Looks good! Now all we have to do is add our final two sums together. Once more, we double our shift amount, and change the bit mask pattern.

   00110010 <-- result B from above
 & 00001111
   --------
   00000010 <-- right sum

   00110010 <-- result B from above
      >> 4
   --------
   00000011 <-- left sum shifted

   00000011 <-- left sum shifted from right above
 & 00001111
   --------
   00000011 <-- left sum

   00000010 <-- right sum
 + 00000011 <-- left sum
   --------
   00000101 <-- final sum, 5 in decimal

And there we are! The starting bits were 10110110, and there are indeed 5 1-bits.

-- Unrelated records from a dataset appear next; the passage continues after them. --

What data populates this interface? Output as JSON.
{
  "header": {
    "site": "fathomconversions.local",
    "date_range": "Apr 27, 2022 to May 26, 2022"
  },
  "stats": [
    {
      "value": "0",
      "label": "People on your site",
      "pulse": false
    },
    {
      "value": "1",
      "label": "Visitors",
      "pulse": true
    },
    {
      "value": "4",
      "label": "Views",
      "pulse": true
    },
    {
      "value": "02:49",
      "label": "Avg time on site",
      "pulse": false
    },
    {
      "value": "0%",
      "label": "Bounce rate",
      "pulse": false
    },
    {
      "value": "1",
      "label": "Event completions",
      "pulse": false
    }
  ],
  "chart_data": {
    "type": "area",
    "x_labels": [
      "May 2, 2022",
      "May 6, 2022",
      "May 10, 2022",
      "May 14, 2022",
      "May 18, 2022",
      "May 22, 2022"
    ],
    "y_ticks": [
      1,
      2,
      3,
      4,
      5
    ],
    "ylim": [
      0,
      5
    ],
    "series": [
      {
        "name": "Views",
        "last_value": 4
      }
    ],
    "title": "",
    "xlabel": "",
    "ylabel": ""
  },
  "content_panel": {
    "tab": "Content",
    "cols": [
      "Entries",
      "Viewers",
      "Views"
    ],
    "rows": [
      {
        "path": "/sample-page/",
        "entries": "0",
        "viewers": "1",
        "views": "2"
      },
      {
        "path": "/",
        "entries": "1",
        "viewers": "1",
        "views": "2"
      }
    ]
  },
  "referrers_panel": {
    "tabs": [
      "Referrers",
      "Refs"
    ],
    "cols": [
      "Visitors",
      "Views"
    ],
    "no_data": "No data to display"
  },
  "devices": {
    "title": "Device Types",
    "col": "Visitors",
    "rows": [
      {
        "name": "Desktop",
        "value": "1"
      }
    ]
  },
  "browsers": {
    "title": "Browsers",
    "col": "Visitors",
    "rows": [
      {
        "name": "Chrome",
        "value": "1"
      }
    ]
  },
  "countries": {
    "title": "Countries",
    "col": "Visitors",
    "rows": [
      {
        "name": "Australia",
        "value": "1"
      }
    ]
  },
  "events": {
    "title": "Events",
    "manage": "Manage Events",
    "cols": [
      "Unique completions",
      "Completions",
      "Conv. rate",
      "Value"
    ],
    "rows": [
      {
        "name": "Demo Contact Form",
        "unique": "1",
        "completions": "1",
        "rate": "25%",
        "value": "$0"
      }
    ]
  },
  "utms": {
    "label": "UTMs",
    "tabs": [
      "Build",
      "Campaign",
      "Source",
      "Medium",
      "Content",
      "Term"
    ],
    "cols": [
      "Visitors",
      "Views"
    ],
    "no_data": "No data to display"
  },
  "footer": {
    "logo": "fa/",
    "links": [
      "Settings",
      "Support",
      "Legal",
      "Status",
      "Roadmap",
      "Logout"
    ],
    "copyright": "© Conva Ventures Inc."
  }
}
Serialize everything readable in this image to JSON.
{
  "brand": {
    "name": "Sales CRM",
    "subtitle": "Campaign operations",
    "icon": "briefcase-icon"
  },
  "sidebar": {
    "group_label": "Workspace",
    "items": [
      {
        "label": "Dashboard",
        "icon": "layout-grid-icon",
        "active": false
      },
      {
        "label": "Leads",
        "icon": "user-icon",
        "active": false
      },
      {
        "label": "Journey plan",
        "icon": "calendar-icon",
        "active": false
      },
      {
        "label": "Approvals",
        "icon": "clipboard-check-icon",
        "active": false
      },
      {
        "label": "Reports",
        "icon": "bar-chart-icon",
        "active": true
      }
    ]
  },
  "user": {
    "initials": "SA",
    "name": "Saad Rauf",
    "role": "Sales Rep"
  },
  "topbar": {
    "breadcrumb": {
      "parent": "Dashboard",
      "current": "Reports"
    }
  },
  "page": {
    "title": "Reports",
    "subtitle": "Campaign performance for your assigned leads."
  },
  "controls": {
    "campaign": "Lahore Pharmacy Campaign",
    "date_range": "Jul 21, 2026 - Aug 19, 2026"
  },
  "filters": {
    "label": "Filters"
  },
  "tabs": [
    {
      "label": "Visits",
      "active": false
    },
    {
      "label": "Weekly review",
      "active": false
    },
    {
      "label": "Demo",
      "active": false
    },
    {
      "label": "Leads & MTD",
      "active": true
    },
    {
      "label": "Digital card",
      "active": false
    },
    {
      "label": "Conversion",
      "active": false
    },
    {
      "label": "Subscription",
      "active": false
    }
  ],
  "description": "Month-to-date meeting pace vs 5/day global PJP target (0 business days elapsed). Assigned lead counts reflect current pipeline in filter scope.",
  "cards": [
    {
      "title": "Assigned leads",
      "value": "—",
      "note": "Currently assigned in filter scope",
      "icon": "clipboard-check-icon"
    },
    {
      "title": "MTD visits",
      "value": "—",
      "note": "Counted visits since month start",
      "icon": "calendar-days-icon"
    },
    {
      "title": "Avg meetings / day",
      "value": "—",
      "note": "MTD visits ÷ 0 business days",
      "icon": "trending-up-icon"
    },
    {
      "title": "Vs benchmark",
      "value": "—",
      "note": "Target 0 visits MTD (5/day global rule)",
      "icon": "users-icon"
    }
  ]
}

In go 1.13 code, the above would look like this:

package main

import (
	"fmt"
)

func main() {
	var startBits uint8 = 0b10110110
	x := startBits
	x = (x & 0b01010101) + ((x >> 1) & 0b01010101)
	x = (x & 0b00110011) + ((x >> 2) & 0b00110011)
	x = (x & 0b00001111) + ((x >> 4) & 0b00001111)
	fmt.Printf("Number of 1-bits in %08b: %d\n", startBits, x)
}

$ go1.13rc1 build
$ ./popcnt 
Number of 1-bits in 10110110: 5

In the Go example, I only count the 1-bits in a byte. For the more common use-cases of 32-bit or 64-bit numbers, you can extend out the pattern above. Also, the above code can be simplified (and therefore sped up) even more, which books like Hacker's Delight will show you how to do. Of course, I'll return to the advice from the top; modern CPUs have an instruction to do this, so always favor that.